ELLA: Why playwriting and theater specifically?
SAM: I love creating a world people can step into. A good novel does that too, but theater lets you fully transcend into another place. And I love collaboration. You write alone, but a play isn’t complete without other people. It changes when it gets on its feet and in front of an audience. I’m really drawn to that.
ELLA: What themes do you find yourself returning to?
SAM: Every play I’ve written is about family—connection and loneliness. There’s also an undercurrent of American values and self-mythologizing. I write about people chasing impossible dreams, trying to become the “self-made man,” and finding themselves lonely and unsatisfied. That specific blend of loneliness is very American — the idea that if you just work hard enough and “pull up your bootstraps,” you can overcome anything.

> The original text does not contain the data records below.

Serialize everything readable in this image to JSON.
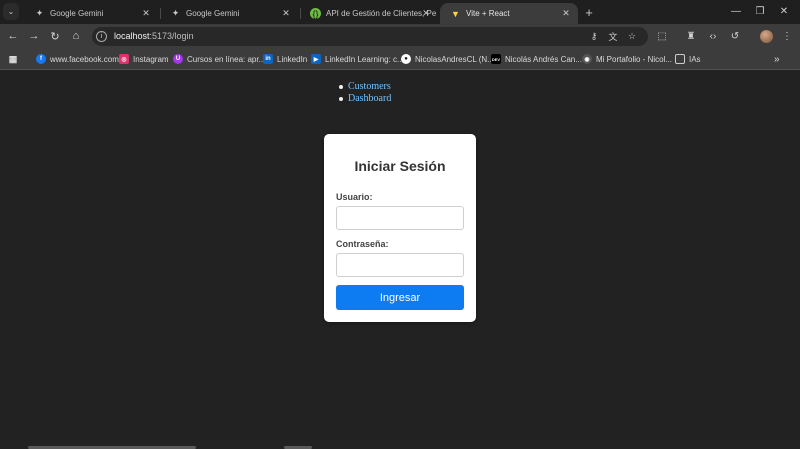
{
  "browser": {
    "tabs": [
      {
        "title": "Google Gemini",
        "icon": "gemini-icon",
        "active": false
      },
      {
        "title": "Google Gemini",
        "icon": "gemini-icon",
        "active": false
      },
      {
        "title": "API de Gestión de Clientes, Pe",
        "icon": "swagger-icon",
        "active": false
      },
      {
        "title": "Vite + React",
        "icon": "vite-icon",
        "active": true
      }
    ],
    "address": {
      "host": "localhost",
      "path": ":5173/login"
    },
    "bookmarks": [
      {
        "label": "www.facebook.com",
        "icon": "facebook-icon",
        "color": "#1877f2",
        "glyph": "f"
      },
      {
        "label": "Instagram",
        "icon": "instagram-icon",
        "color": "#e1306c",
        "glyph": "◎"
      },
      {
        "label": "Cursos en línea: apr...",
        "icon": "course-icon",
        "color": "#a435f0",
        "glyph": "U"
      },
      {
        "label": "LinkedIn",
        "icon": "linkedin-icon",
        "color": "#0a66c2",
        "glyph": "in"
      },
      {
        "label": "LinkedIn Learning: c...",
        "icon": "linkedin-learning-icon",
        "color": "#0a66c2",
        "glyph": "▶"
      },
      {
        "label": "NicolasAndresCL (N...",
        "icon": "github-icon",
        "color": "#111111",
        "glyph": "●"
      },
      {
        "label": "Nicolás Andrés Can...",
        "icon": "dev-icon",
        "color": "#000000",
        "glyph": "DEV"
      },
      {
        "label": "Mi Portafolio - Nicol...",
        "icon": "globe-icon",
        "color": "#555555",
        "glyph": "◉"
      },
      {
        "label": "IAs",
        "icon": "folder-icon",
        "color": "#3c3c3c",
        "glyph": "▭"
      }
    ]
  },
  "page": {
    "nav_links": [
      "Customers",
      "Dashboard"
    ],
    "login": {
      "title": "Iniciar Sesión",
      "username_label": "Usuario:",
      "password_label": "Contraseña:",
      "submit_label": "Ingresar",
      "username_value": "",
      "password_value": ""
    }
  },
  "colors": {
    "page_background": "#222222",
    "card_background": "#ffffff",
    "button_blue": "#0d7cf2",
    "link_blue": "#72c3ff"
  }
}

Those ideologies show up in all my work.
ELLA: If everyone read your plays, what do you think would change?
SAM: I went through a phase of writing “issue plays,” and they were terrible. That’s not my strength. I think of my work as hiding vegetables in food — there’s critique and information hidden in the texture of the play. Rather than my work focusing overtly on a specific issue, the systemic is buried underneath the specific. I use a lot of silence to leave room for the audience to have thoughts and bring themselves to the play. My characters struggle with isolation and connection, which feels especially relevant right now. I hope my plays encourage people to connect a little more. To let a part of themselves authentically meet a part of someone else.
ELLA: Where is the stranger in its development?
SAM: I wrote it early in my playwriting journey, and it’s gone through many revisions. Part of my process with the stranger was teaching myself how to write a play. I thought to myself: What would it be like if there were no blackouts? What if an object transfers people from one scene to another? I revised it in grad school, did a reading with Jess Chayes, Studio's Associate Artistic Director, then revisited it at LPAC’s Rough Draft Festival, which led to a major overhaul. I’m excited to see this draft. My hope is that the next step is a fully staged production. The work of the play is in the silence — what the actors do with that silence is hard to fully realize in a reading format. I'd be so interested to see how someone would imagine it in physical space. What does the ending look like? How does the pacing work? Do we need more silence or less?
ELLA: What do you hope audiences walk away with?
SAM: We live in a very ironic time, but the people in my plays are deeply genuine — some would say "cringe". I create worlds I’d want to live in. Their lives aren’t great, but there’s hope. Their sincerity drives them to try and move out of isolation. It is my hope that my audience will become more "cringe" and the world along with it.